En el primer plano se encuentran los Reyes Católicos, arrodillados en oración, es decir, la postura habitual con que se representaba a los donantes benefactores de las órdenes religiosas. Les acompañan sus hijos: la primogénita Isabel, detrás de su madre, y el príncipe heredero Juan, detrás de Fernando el Católico. La familia real está secundada por dos monjes dominicos que han sido identificados con dos personajes auténticos de la época: en el extremo de la izquierda, el Inquisidor General del reino, fray Tomás de Torquemada, y en el extremo de la derecha, fray Pedro Mártir de Anglería, cronista de la guerra de Granada y capellán de Isabel la Católica.
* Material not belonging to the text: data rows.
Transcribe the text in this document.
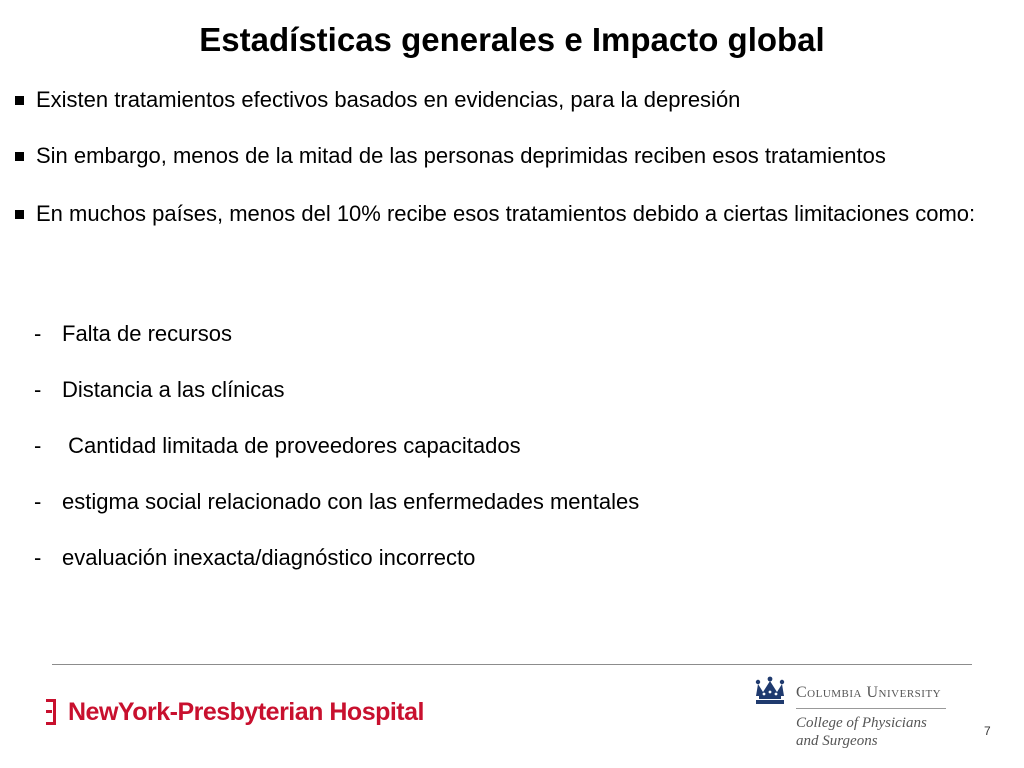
Estadísticas generales e Impacto global
Existen tratamientos efectivos basados en evidencias, para la depresión
Sin embargo, menos de la mitad de las personas deprimidas reciben esos tratamientos
En muchos países, menos del 10% recibe esos tratamientos debido a ciertas limitaciones como:
- Falta de recursos
- Distancia a las clínicas
- Cantidad limitada de proveedores capacitados
- estigma social relacionado con las enfermedades mentales
- evaluación inexacta/diagnóstico incorrecto
NewYork-Presbyterian Hospital
Columbia University
College of Physicians
and Surgeons
7
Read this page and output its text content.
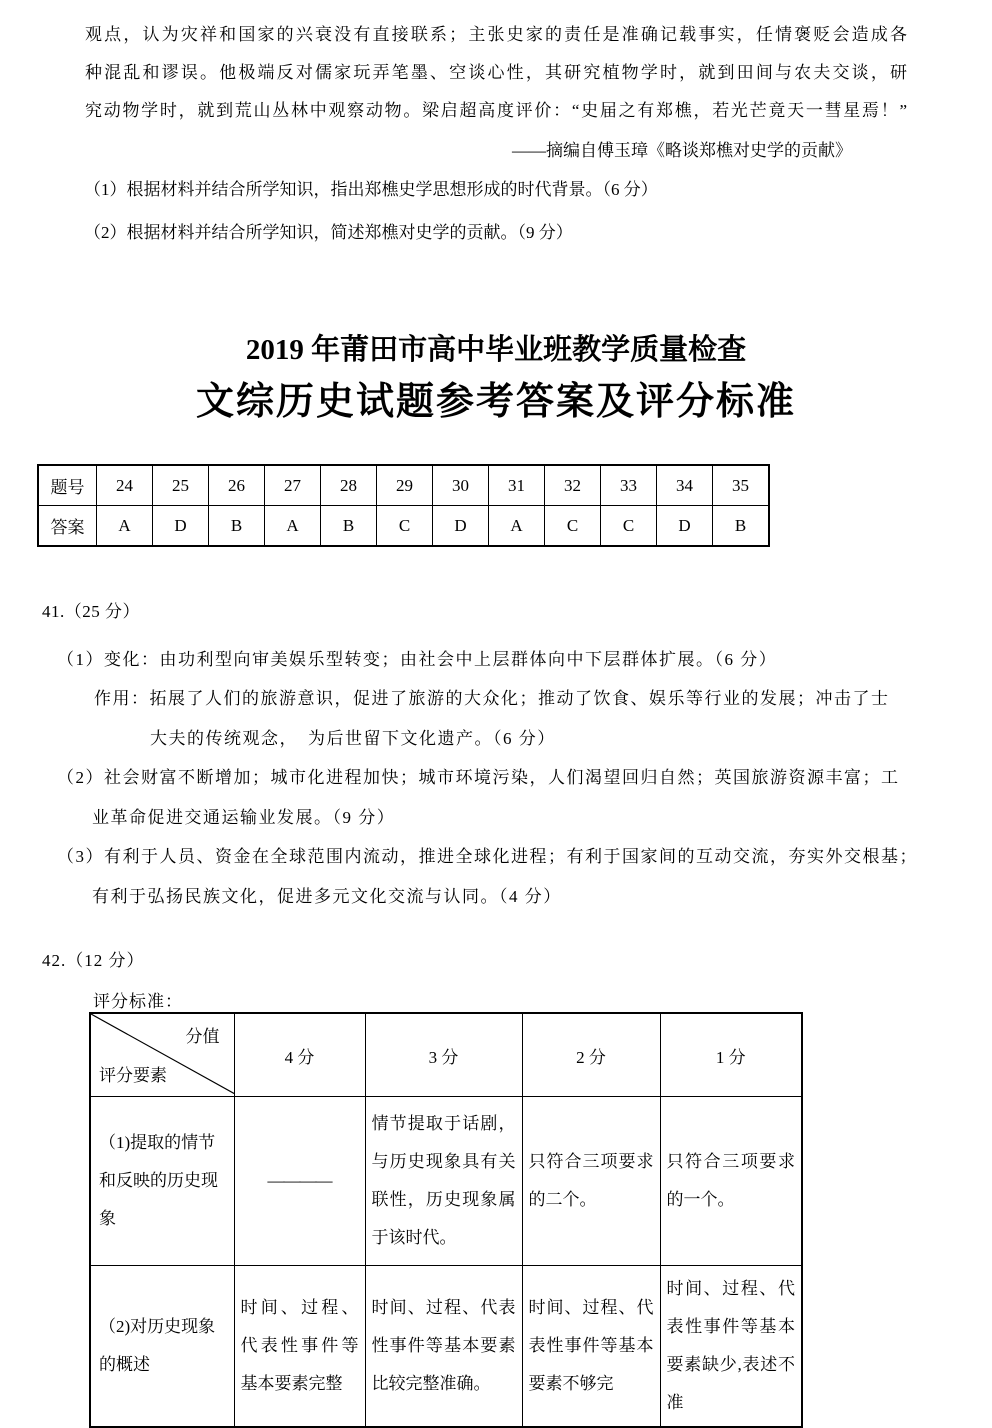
观点，认为灾祥和国家的兴衰没有直接联系；主张史家的责任是准确记载事实，任情褒贬会造成各
种混乱和谬误。他极端反对儒家玩弄笔墨、空谈心性，其研究植物学时，就到田间与农夫交谈，研
究动物学时，就到荒山丛林中观察动物。梁启超高度评价：“史届之有郑樵，若光芒竟天一彗星焉！”
——摘编自傅玉璋《略谈郑樵对史学的贡献》
（1）根据材料并结合所学知识，指出郑樵史学思想形成的时代背景。（6 分）
（2）根据材料并结合所学知识，简述郑樵对史学的贡献。（9 分）
2019 年莆田市高中毕业班教学质量检查
文综历史试题参考答案及评分标准
题号	24	25	26	27	28	29	30	31	32	33	34	35
答案	A	D	B	A	B	C	D	A	C	C	D	B
41.（25 分）
（1）变化：由功利型向审美娱乐型转变；由社会中上层群体向中下层群体扩展。（6 分）
作用：拓展了人们的旅游意识，促进了旅游的大众化；推动了饮食、娱乐等行业的发展；冲击了士
大夫的传统观念，　为后世留下文化遗产。（6 分）
（2）社会财富不断增加；城市化进程加快；城市环境污染，人们渴望回归自然；英国旅游资源丰富；工
业革命促进交通运输业发展。（9 分）
（3）有利于人员、资金在全球范围内流动，推进全球化进程；有利于国家间的互动交流，夯实外交根基；
有利于弘扬民族文化，促进多元文化交流与认同。（4 分）
42.（12 分）
评分标准：
分值
评分要素	4 分	3 分	2 分	1 分
（1)提取的情节和反映的历史现象	————	情节提取于话剧，与历史现象具有关联性，历史现象属于该时代。	只符合三项要求的二个。	只符合三项要求的一个。
（2)对历史现象的概述	时间、过程、代表性事件等基本要素完整	时间、过程、代表性事件等基本要素比较完整准确。	时间、过程、代表性事件等基本要素不够完	时间、过程、代表性事件等基本要素缺少,表述不准
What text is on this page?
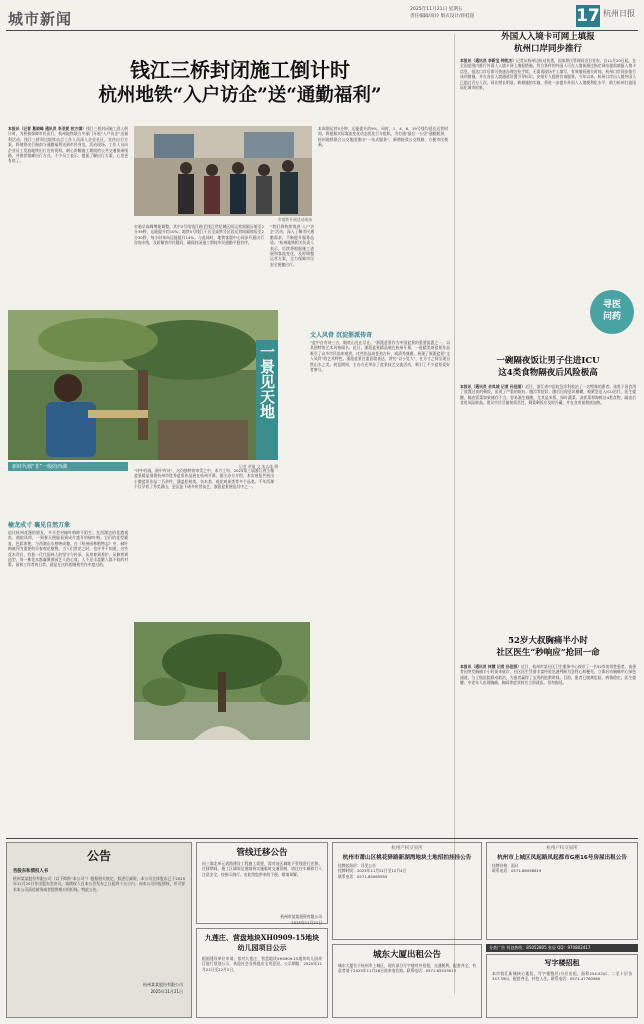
城市新闻
2025年11月21日 星期五
责任编辑/高玲 版式设计/蒋桂超	17 杭州日报
钱江三桥封闭施工倒计时
杭州地铁“入户访企”送“通勤福利”
本报讯（记者 葛晓峰 通讯员 李亚妮 杭方娟）钱江三桥封闭施工进入倒计时，为积极保障市民出行，杭州地铁联合多部门开展“入户访企”送福利活动，钱江三桥周边地铁站点工作人员深入企业社区，宣传出行方案，将地铁出行指南与通勤福利送到市民身边。活动现场，工作人员向企业员工发放地铁出行宣传资料，耐心讲解施工期间的公共交通换乘线路，并推荐错峰出行方式。不少员工表示，提前了解出行方案，心里更有底了。
市地铁开展活动现场
实施早高峰增能调整。其中2号线钱江路至钱江世纪城区间运营间隔压缩至2分39秒，运能提升约10%；地铁5号线江干区至高铁号区段运营间隔缩短至2分30秒，每小时单向运能提升14%。与此同时，地铁客服中心同步开通出行咨询专线，及时解答市民疑问，确保封闭施工期间市民通勤平稳有序。
本周期运营5分钟，运能提升约9%。同时，1、4、6、19号线均延长运营时间，将根据实际客流变化动态优化行车组织。为打通“最后一公里”通勤瓶颈，杭州地铁联合公交集团推出“一站式服务”，新增接驳公交线路，方便市民换乘。
“我们将持续推进‘入户访企’活动，深入了解市民通勤需求，不断提升服务品质。”杭州地铁相关负责人表示，后续将根据施工进展和客流变化，及时调整运营方案，全力保障市民安全便捷出行。
一景见天地
记者 余倩 文 朱志练 摄
新时代城“非”一般的西湖
榆龙成寸 襄见自然万象
追比杭州花漫的朋友，多半会对榆叶梅抑不陌生。在西湖边的花港观鱼、曲院风荷，一到春天便能看到成片盛开的榆叶梅。它们的花型繁复，色彩浓艳，与西湖山水相映成趣。在《杭州园林植物志》中，榆叶梅被列为重要的早春观花植物。当人们赏花之时，也许并不知道，这些花木背后，有着一代代园林人的坚守与传承。从培育到养护，从修剪到造型，每一株花木都凝聚着园艺人的心血。人不足丰盈繁人都不妨的对策，园林工作者的日常，就是在这样的细致劳作中度过的。
“诗中有画，画中有诗”，这份独特的审美之中，本月上旬，2025第三届浙江省小微盆景精品展暨杭州市优秀盆景作品展在杭州开幕。据主办方介绍，本次展览共展出小微盆景作品二百余件，涵盖松柏类、杂木类、观花观果类等多个品类。千年西湖不仅孕育了秀美湖山，更沉淀下诸多传世技艺，浙派盆景便是其中之一。
文人风骨 沉淀浙派传奇
“盆中自有诗三古，眼底山光在尽在。”浙派盆景作为中国盆景的重要流派之一，以其独特的艺术风格闻名。近日，浙派盆景精品展在杭州开幕，一批精美的盆景作品吸引了众多市民前来观赏。这些作品或苍劲古朴，或清秀典雅，展现了浙派盆景“文人风骨”的艺术特色。浙派盆景注重意境表达，讲究“以小见大”，在方寸之间呈现自然山水之美。展览期间，主办方还举办了盆景技艺交流活动，吸引了不少盆景爱好者参与。
外国人入境卡可网上填报
杭州口岸同步推行
本报讯（通讯员 李新宝 钟凯杰）记者从杭州边检站获悉，国家移民管理局近日宣布，自11月20日起，在全国范围内推行外国人入境卡网上填报措施。符合条件的外国人可在入境前通过指定网站提前填报入境卡信息，抵达口岸后即可快速办理边检手续，无需再现场手工填写，有效缩短通关时间。杭州口岸同步推行该项措施，并在各出入境通道设置引导标识，安排专人提供咨询服务。今年以来，杭州口岸出入境外国人已超过百万人次，同比增长明显。新措施的实施，将进一步提升外国人入境便利化水平，助力杭州打造国际化城市形象。
寻医
问药
一碗隔夜饭让男子住进ICU
这4类食物隔夜后风险极高
本报讯（通讯员 余凤城 记者 孙佳丽）近日，浙江省中医院急诊科收治了一名特殊的患者。该男子因食用了放置过夜的剩饭，出现了严重的呕吐、腹泻等症状，随后出现意识模糊，被紧急送入ICU治疗。医生提醒，隔夜饭菜如果储存不当，容易滋生细菌，尤其是米饭、绿叶蔬菜、凉拌菜和海鲜这4类食物，隔夜后食用风险极高。建议市民尽量按需烹饪，剩菜剩饭应及时冷藏，并在食用前彻底加热。
52岁大叔胸痛半小时
社区医生“秒响应”抢回一命
本报讯（通讯员 林慧 记者 孙佳丽）近日，杭州市某社区卫生服务中心接诊了一名52岁的男性患者。该患者因突发胸痛半小时前来就诊，社区医生凭借丰富经验迅速判断为急性心肌梗死，立即启动胸痛中心绿色通道，与上级医院联动救治，为患者赢得了宝贵的抢救时间。目前，患者已脱离危险，病情稳定。医生提醒，中老年人出现胸痛、胸闷等症状时应立即就医，切勿拖延。
公告
告股东和债权人书
杭州某某股份有限公司（以下简称“本公司”）根据相关规定，拟进行减资。本公司全体股东已于2025年11月20日作出股东会决议。请债权人自本公告发布之日起四十五日内，向本公司申报债权，并可要求本公司清偿债务或者提供相应的担保。特此公告。
杭州某某股份有限公司
2025年11月21日
管线迁移公告
因三墩北单元道路建设工程施工需要，需对该区域地下管线进行迁移。迁移期间，施工区域周边道路将实施临时交通管制，请过往车辆和行人注意安全，按指示绕行。由此给您带来的不便，敬请谅解。
杭州市某某投资有限公司
2025年11月21日
九莲庄、营盘地块XH0909-15地块
幼儿园项目公示
根据建设单位申请，拟对九莲庄、营盘地块XH0909-15地块幼儿园项目进行规划公示，欢迎社会各界提出宝贵意见。公示期限：2025年11月21日至12月5日。
杭州产权交易所
杭州市萧山区桃花驿路新湖湾地块土地招拍挂挂公告
挂牌起始价：详见公告
挂牌时间：2025年11月21日至12月4日
联系电话：0571-85065955
杭州产权交易所
杭州市上城区凤起路凤起都市G座16号房屋出租公告
挂牌价格：面议
联系电话：0571-88058819
城东大厦出租公告
城东大厦位于杭州市上城区，现有部分写字楼对外招租，交通便利，配套齐全。有意者请于2025年11月28日前来电咨询。联系电话：0571-85529013
分类广告 刊登热线：85052805 张辰 QQ：970802417
写字楼招租
本市钱江新城核心地段，写字楼整层/分层出租，面积254.52㎡、二至十层各347.39㎡，配套齐全，拎包入住。联系电话：0571-47760960
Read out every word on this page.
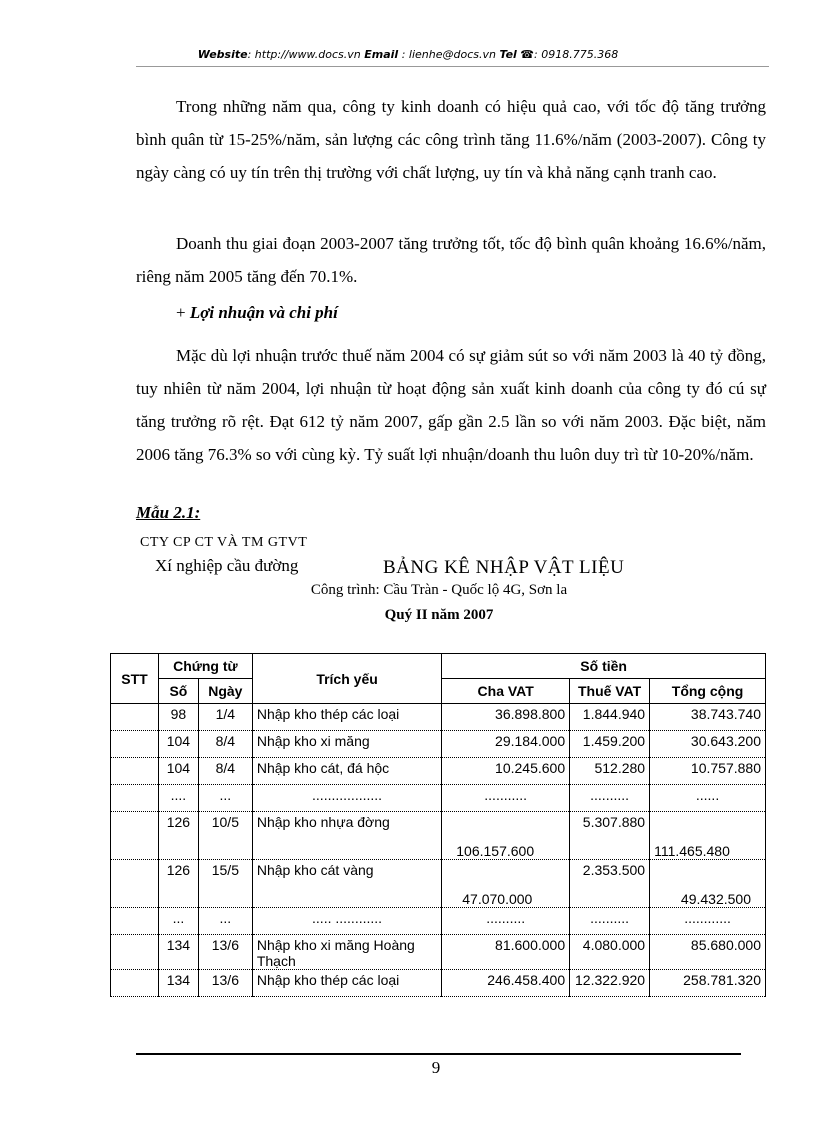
Website: http://www.docs.vn Email : lienhe@docs.vn Tel ☎: 0918.775.368

Trong những năm qua, công ty kinh doanh có hiệu quả cao, với tốc độ tăng trưởng bình quân từ 15-25%/năm, sản lượng các công trình tăng 11.6%/năm (2003-2007). Công ty ngày càng có uy tín trên thị trường với chất lượng, uy tín và khả năng cạnh tranh cao.

Doanh thu giai đoạn 2003-2007 tăng trưởng tốt, tốc độ bình quân khoảng 16.6%/năm, riêng năm 2005 tăng đến 70.1%.

+ Lợi nhuận và chi phí

Mặc dù lợi nhuận trước thuế năm 2004 có sự giảm sút so với năm 2003 là 40 tỷ đồng, tuy nhiên từ năm 2004, lợi nhuận từ hoạt động sản xuất kinh doanh của công ty đó cú sự tăng trưởng rõ rệt. Đạt 612 tỷ năm 2007, gấp gần 2.5 lần so với năm 2003. Đặc biệt, năm 2006 tăng 76.3% so với cùng kỳ. Tỷ suất lợi nhuận/doanh thu luôn duy trì từ 10-20%/năm.

Mẫu 2.1:
CTY CP CT VÀ TM GTVT
Xí nghiệp cầu đường	BẢNG KÊ NHẬP VẬT LIỆU
Công trình: Cầu Tràn - Quốc lộ 4G, Sơn la
Quý II năm 2007
STT	Chứng từ		Trích yếu	Số tiền		
	Số	Ngày		Cha VAT	Thuế VAT	Tổng cộng
	98	1/4	Nhập kho thép các loại	36.898.800	1.844.940	38.743.740
	104	8/4	Nhập kho xi măng	29.184.000	1.459.200	30.643.200
	104	8/4	Nhập kho cát, đá hộc	10.245.600	512.280	10.757.880
	....	...	..................	...........	..........	......
	126	10/5	Nhập kho nhựa đờng	106.157.600	5.307.880	111.465.480
	126	15/5	Nhập kho cát vàng	47.070.000	2.353.500	49.432.500
	...	...	..... ............	..........	..........	............
	134	13/6	Nhập kho xi măng Hoàng Thạch	81.600.000	4.080.000	85.680.000
	134	13/6	Nhập kho thép các loại	246.458.400	12.322.920	258.781.320
9
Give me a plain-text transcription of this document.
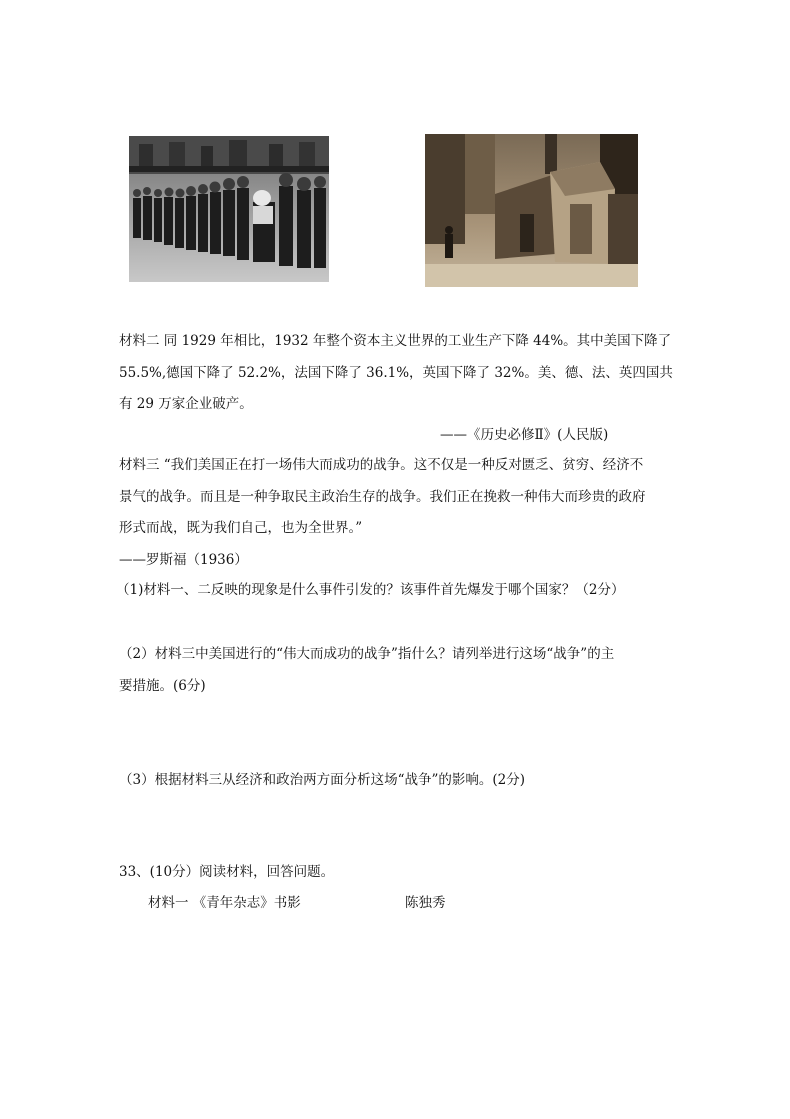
材料二 同 1929 年相比，1932 年整个资本主义世界的工业生产下降 44%。其中美国下降了
55.5%,德国下降了 52.2%，法国下降了 36.1%，英国下降了 32%。美、德、法、英四国共
有 29 万家企业破产。
——《历史必修Ⅱ》(人民版)
材料三 “我们美国正在打一场伟大而成功的战争。这不仅是一种反对匮乏、贫穷、经济不
景气的战争。而且是一种争取民主政治生存的战争。我们正在挽救一种伟大而珍贵的政府
形式而战，既为我们自己，也为全世界。”
——罗斯福（1936）
（1)材料一、二反映的现象是什么事件引发的？该事件首先爆发于哪个国家？（2分）
（2）材料三中美国进行的“伟大而成功的战争”指什么？请列举进行这场“战争”的主
要措施。(6分)
（3）根据材料三从经济和政治两方面分析这场“战争”的影响。(2分)
33、(10分）阅读材料，回答问题。
材料一 《青年杂志》书影	陈独秀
La descripción del paisaje en las ventanas del fondo, el detallismo de los vestidos y la fidelidad de los retratos, sobre todo el de la reina Católica, pretenden conferir a la obra un carácter de verosimilitud y cercanía muy propios de la cultura humanista del Renacimiento. Sin embargo, la perspectiva del suelo y de los reclinatorios de los reyes está bastante forzada y muestra algunos errores. De todas formas, en una obra como ésta predomina el aspecto simbólico y ceremonial por encima de la representación de la realidad. La pintura es un testimonio excepcional de la política de los Reyes Católicos, que culminaron la unificación religiosa con la reconquista de Granada y establecieron el primer tribunal de la Inquisición española precisamente en el monasterio de Santo Tomás de Ávila. En ese contexto, la unidad religiosa y la lucha contra la herejía fueron consideradas una estrategia fundamental para recuperar la identidad nacional y para demostrar ante Europa la ortodoxia católica de España. La conversión forzosa de los judíos y de los moriscos, so pena de expulsión, se explica por el ambiente de intolerancia característico de la época, pero formaba parte indisoluble de aquella política. Gracias a ella, los Reyes Católicos sentaron las bases de una monarquía autoritaria, capaz de consolidar un Estado moderno y centralizado, que sería luego imitada por otras naciones de Europa. Y en ese proceso tuvo un protagonismo destacado la acción desarrollada por las órdenes religiosas, en especial franciscanos y dominicos, que se convirtieron en los brazos ejecutores de la unificación política y religiosa. Los primeros como misioneros evangelizadores en el Nuevo Mundo, los segundos como teólogos e inquisidores, y ambos como predicadores eficaces que difundieron desde el púlpito las ideas de la monarquía católica. Finalmente, añadir que el mencionado monasterio de Santo Tomás de Ávila terminaría por adquirir una significación todavía mayor, ya que fue utilizado como panteón funerario del príncipe Juan, representado en esta tabla detrás de su padre Fernando el Católico, y muerto repentinamente en 1497.